Score, don't rank. Relevance is multi-dimensional. A single sorted list destroys the information that multiple axes provide. Show the user WHY something is relevant, not just THAT it is.
Gate, don't threshold. A simple score threshold allows single-axis flukes. A confirmation gate requires independent agreement. This is the difference between a heuristic and a methodology.
Govern, don't document. Documentation describes. Governance constrains. An invariant is not a "best practice" — it is a structural guarantee with a violation protocol.
Measure, don't assume. System health is not "it works" or "it doesn't." It is a score with components. When the score drops, the components tell you why.
Compound, don't aggregate.

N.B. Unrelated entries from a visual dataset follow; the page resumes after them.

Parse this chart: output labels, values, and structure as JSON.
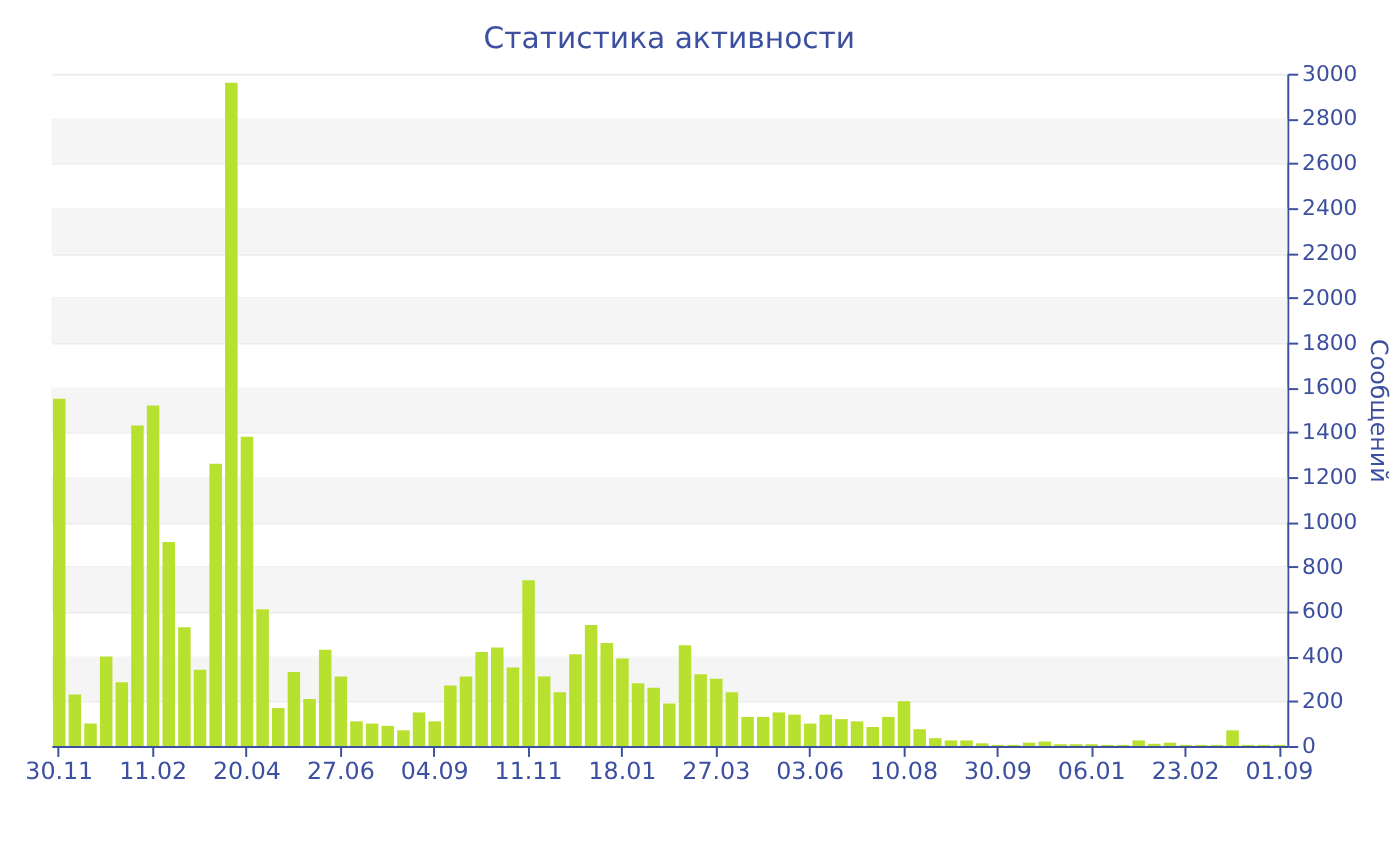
{
  "chart_data": {
    "type": "bar",
    "title": "Статистика активности",
    "ylabel": "Сообщений",
    "color": "#b8e02e",
    "categories": [
      "30.11",
      null,
      null,
      null,
      null,
      null,
      "11.02",
      null,
      null,
      null,
      null,
      null,
      "20.04",
      null,
      null,
      null,
      null,
      null,
      "27.06",
      null,
      null,
      null,
      null,
      null,
      "04.09",
      null,
      null,
      null,
      null,
      null,
      "11.11",
      null,
      null,
      null,
      null,
      null,
      "18.01",
      null,
      null,
      null,
      null,
      null,
      "27.03",
      null,
      null,
      null,
      null,
      null,
      "03.06",
      null,
      null,
      null,
      null,
      null,
      "10.08",
      null,
      null,
      null,
      null,
      null,
      "30.09",
      null,
      null,
      null,
      null,
      null,
      "06.01",
      null,
      null,
      null,
      null,
      null,
      "23.02",
      null,
      null,
      null,
      null,
      null,
      "01.09"
    ],
    "values": [
      1550,
      230,
      100,
      400,
      285,
      1430,
      1520,
      910,
      530,
      340,
      1260,
      2960,
      1380,
      610,
      170,
      330,
      210,
      430,
      310,
      110,
      100,
      90,
      70,
      150,
      110,
      270,
      310,
      420,
      440,
      350,
      740,
      310,
      240,
      410,
      540,
      460,
      390,
      280,
      260,
      190,
      450,
      320,
      300,
      240,
      130,
      130,
      150,
      140,
      100,
      140,
      120,
      110,
      85,
      130,
      200,
      75,
      35,
      25,
      25,
      12,
      5,
      5,
      15,
      20,
      8,
      8,
      8,
      5,
      5,
      25,
      10,
      15,
      5,
      5,
      5,
      70,
      5,
      5,
      5
    ],
    "ylim": [
      0,
      3000
    ],
    "yticks": [
      0,
      200,
      400,
      600,
      800,
      1000,
      1200,
      1400,
      1600,
      1800,
      2000,
      2200,
      2400,
      2600,
      2800,
      3000
    ],
    "grid": true
  }
}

Individual depth beats collective breadth for personal relevance. Build systems that get smarter for one user, not systems that get average across many.

For Organisations

Build an Authority Stack. Start with invariants (what must never break), add principles (how you work), then decisions (what was chosen and why). This costs a day to set up and saves months of re-litigation.
Automate the immune system. Every bug fix should generate an antibody. Every antibody should scan the codebase. This turns each incident into a permanent defensive improvement.
Measure sovereignty. Define the components of your system's health. Weight them. Compute a score. Track it over time. When it drops, the component weights tell you where to focus.
Make privacy structural. If your system claims privacy, enforce it through architecture (CSP, keychain, local storage), not policy (privacy pages, terms of service). Architecture is verifiable. Policy is not.

For the Industry

If these ideas become the standard — if PASIFA-style multi-axis scoring, Authority Stack governance, and AOS operational frameworks become expected — then every tool that adopts them validates the approach. The industry moves toward privacy-first, structurally-governed, compound-knowledge systems.

That is the outcome we are building toward.

Appendix A: Glossary

Term	Definition
4DA	4 Dimensional Autonomy — the application and framework
ACE	Autonomous Context Engine — zero-config local project scanner
AOS	Autonomous Operations System — operational health framework
Authority Stack	Hierarchical governance: Invariants > Wisdom > Decisions > Failure Modes
Confirmation Gate	Requirement for 2+ independent axes to confirm relevance
Compound Knowledge	Intelligence that deepens for a specific user over time
PASIFA	Privacy-Aware Semantic Intelligence Framework for Analysis
Sovereignty Score	0–100 health metric computed from 10 weighted components
Taste Embedding	384-dim vector representing a user's holistic preferences
Zero Zone	Structural impossibility that admits no override

Appendix B: Reference Implementation

The reference implementation of the 4DA Framework is the 4DA application itself:

Source code: Available under FSL-1.1-Apache-2.0 license
Scoring pipeline: src-tauri/src/scoring/ (14 modules, ~9,200 lines of Rust)
Authority Stack: .ai/ directory (WISDOM.md, INVARIANTS.md, DECISIONS.md, FAILURE_MODES.md)
AOS: .ai/OPS.md + scripts/ (21 validation and operational scripts)
Website: 4da.ai

The strongest competitive position is not to have the best code. It is to define the standard that everyone else builds toward.

Published by 4DA Systems Pty Ltd (ACN 696 078 841). March 2026.